Dois anos, nove meses e dois dias terão de ser pagos já este ano

A esquerda e a direita também se juntaram quanto à recuperação de parte deste tempo (os dois anos, nove meses de dois dias) por inteiro e já este ano. O Governo propunha que fossem devolvidos de forma faseada, e não na sua totalidade, até 2021 — mas a coligação negativa voltou a funcionar e a travar as intenções do Governo.

A primeira parte do tempo será, assim, recuperada já este ano, mas apenas se houver capacidade orçamental. Caso não exista o montante suficiente para fazer face a esta despesa, ela passa para o Orçamento de 2020 mas com efeitos retroativos a 1 de janeiro de 2019. Esta foi a forma encontrada pelo PSD para contornar a norma travão que está na Constituição e que proíbe a apresentação de projetos de lei ou propostas de alteração “que envolvam, no ano económico em curso, aumento das despesas ou diminuição das receitas do Estado previstas no Orçamento”.

Segundo a proposta do PSD, “cumpre ao Governo a aprovação orçamental em 2019 da aplicação do impacto financeiro” previsto pela reposição dos quase três anos do tempo de serviço dos professores. “Não se verificando” capacidade orçamental, “as verbas são inscritas no Orçamento para 2020 com efeitos retroativos a 1 de janeiro 2019”.

PSD e CDS votaram a favor, BE e PCP abstiveram-se e o PS voltou a ficar isolado na defesa do decreto do Governo. No final desta votação, o deputado socialista Porfírio Silva disse que “a norma tem o mérito de reconhecer que existem inconstitucionalidades nas propostas”.

A proposta que o PSD alterou à última hora — durante os trabalhos da comissão parlamentar de Educação — pretende “evitar pedidos de inconstitucionalidade que possam durar dois anos a ter resposta”, explicou a deputada Margarida Mano:

“A nossa proposta visa tirar a possibilidade de ficarmos reféns de um direito formal do Governo de solicitar a inconstitucionalidade e colocar o ónus na Assembleia da República”.

Ainda assim, o PSD considera que o valor em causa “nunca será mais de um terço dos 196 milhões” que o Governo estima de impacto com a reposição dos dois anos já a contar de 1 de janeiro. “Do ponto de vista do PSD é um valor perfeitamente acomodável e que o Governo só não acomodará se não quiser”.

O Governo tem estado a ameaçar com a inconstitucionalidade da aplicação do seu decreto a todo o ano de 2019, alegando não ter capacidade orçamental para o fazer.
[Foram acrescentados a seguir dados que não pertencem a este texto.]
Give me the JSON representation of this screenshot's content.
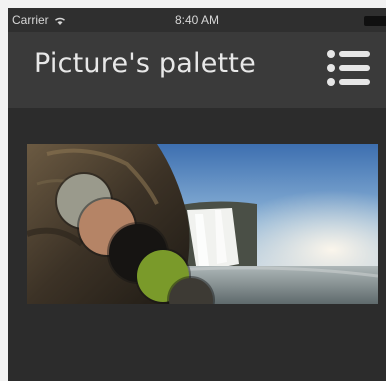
{
  "status_bar": {
    "carrier": "Carrier",
    "time": "8:40 AM"
  },
  "nav": {
    "title": "Picture's palette",
    "menu_icon": "hamburger-list-icon"
  },
  "palette": {
    "colors": [
      "#9a9a8c",
      "#b58466",
      "#161412",
      "#7a9a2a",
      "#3d3a34"
    ]
  },
  "picture": {
    "subject": "waterfall photo"
  }
}
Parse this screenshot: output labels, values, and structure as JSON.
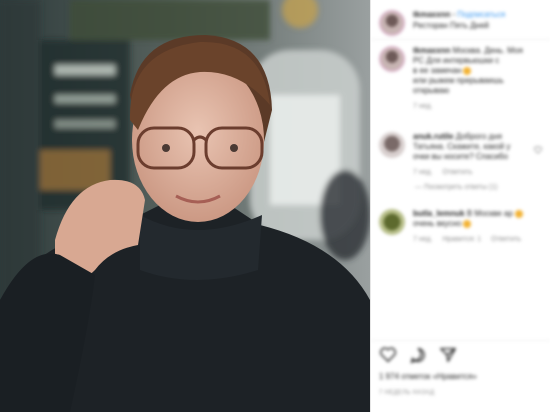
{
  "post": {
    "author": "tkmaxxnn",
    "follow_label": "Подписаться",
    "location": "Ресторан Пять Дней"
  },
  "comments": [
    {
      "user": "tkmaxxnn",
      "text": "Москва. День. Моя",
      "text2": "РС Для интервьюшки с",
      "text3": "в ее замечан",
      "text4": "или рыжем прерываешь",
      "text5": "открываю",
      "time": "7 нед."
    },
    {
      "user": "anuk.rutile",
      "text": "Доброго дня",
      "text2": "Татьяна. Скажите, какой у",
      "text3": "очки вы носите? Спасибо",
      "time": "7 нед.",
      "reply_label": "Ответить",
      "view_replies": "Посмотреть ответы (1)"
    },
    {
      "user": "butla_lemnuk",
      "text": "В Москве ар",
      "text2": "очень вкусно",
      "time": "7 нед.",
      "likes_label": "Нравится: 1",
      "reply_label": "Ответить"
    }
  ],
  "likes_text": "1 974 отметок «Нравится»",
  "post_date": "7 НЕДЕЛЬ НАЗАД",
  "icons": [
    "heart-icon",
    "comment-icon",
    "share-icon"
  ],
  "colors": {
    "link": "#3897f0",
    "text": "#262626",
    "muted": "#8e8e8e",
    "ring": "#d9b3c8"
  }
}
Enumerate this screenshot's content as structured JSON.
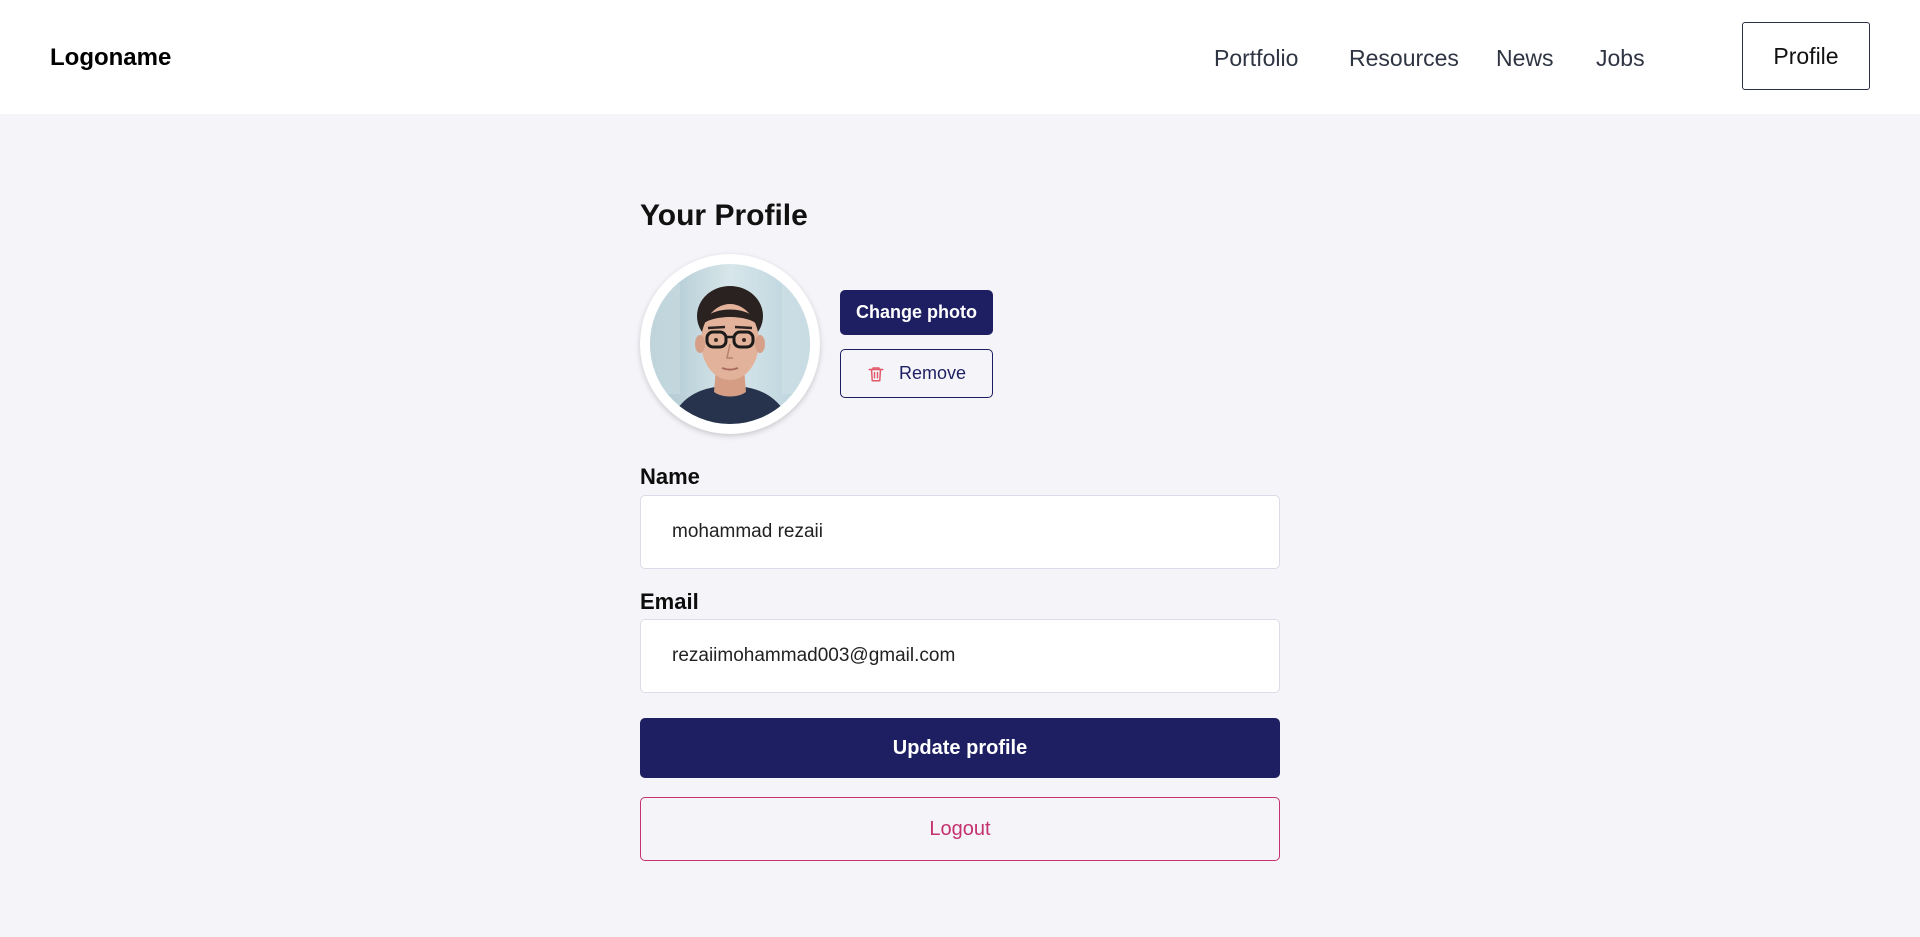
{
  "header": {
    "logo": "Logoname",
    "nav": [
      {
        "label": "Portfolio"
      },
      {
        "label": "Resources"
      },
      {
        "label": "News"
      },
      {
        "label": "Jobs"
      }
    ],
    "profile_label": "Profile"
  },
  "main": {
    "title": "Your Profile",
    "avatar_icon": "avatar-photo",
    "change_photo_label": "Change photo",
    "remove_label": "Remove",
    "remove_icon": "trash-icon",
    "name_label": "Name",
    "name_value": "mohammad rezaii",
    "email_label": "Email",
    "email_value": "rezaiimohammad003@gmail.com",
    "update_label": "Update profile",
    "logout_label": "Logout"
  },
  "colors": {
    "primary": "#1e1f62",
    "logout": "#c4336f",
    "background": "#f4f4f9",
    "remove_icon": "#e05a6a"
  }
}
E o PS está a acompanhá-lo nisso.

Direita e esquerda a negociar com Mário Nogueira a assistir

Os socialistas avisaram logo no início da reunião da comissão parlamentar, pela voz do deputado Porfírio Silva, que o PS vai pedir que o que for aprovado nesta comissão seja sujeito a verificação de constitucionalidade no Parlamento. “O PS tomará as iniciativas necessárias para que dentro de casa, com recursos próprios da Assembleia da República, possa ser verificada a constitucionalidade do texto”, disse o deputado socialista. Questionado pelo Observador sobre de que forma pode isto acontecer no Parlamento, o deputado recusou-se a esclarecer.

A comissão parlamentar decorreu no meio de negociações que aconteceram em simultâneo entre as bancadas da esquerda e da direita durante toda a tarde. O presidente da comissão, Alexandre Quintanilha, teve de interromper os trabalhos por duas vezes, para que os partidos pudessem chegar a conclusões antes de submeterem textos e alíneas a votação, concretamente nos dois pontos principais: a contagem integral do tempo congelado das carreiras dos professores e a contagem dos dois anos já a partir de 1 de janeiro de 2019.

Os deputados do CDS, PSD, BE e PCP tentam chegar a entendimento num intervalo da comissão parlamentar

A assistência na sala da comissão chegou a estar lotada, sobretudo com membros dos sindicatos dos professores a ocuparem as cadeiras à volta da mesa de trabalhos. Entre eles esteve o presidente da Fenprof, Mário Nogueira.

A meio de abril, a Rádio Renascença chegou a noticiar, citando fonte próxima do primeiro-ministro, que o Governo estaria a ponderar a demissão se fosse aprovada a reposição da totalidade do tempo dos professores. Ao Observador, nesse mesmo dia, o gabinete do primeiro-ministro garantiu: “O cenário não está em cima da mesa”. Ainda assim, São Bento reconhecia “a gravidade das propostas que estão a ser discutidas, porque no limite podem significar a insustentabilidade das contas públicas”.

Professores. Gabinete do primeiro-ministro diz que demissão “não está em cima da mesa”

Artigo corrigido na votação quanto aos limites que a direita pretendia para a negociação do tempo integral a partir de 2020.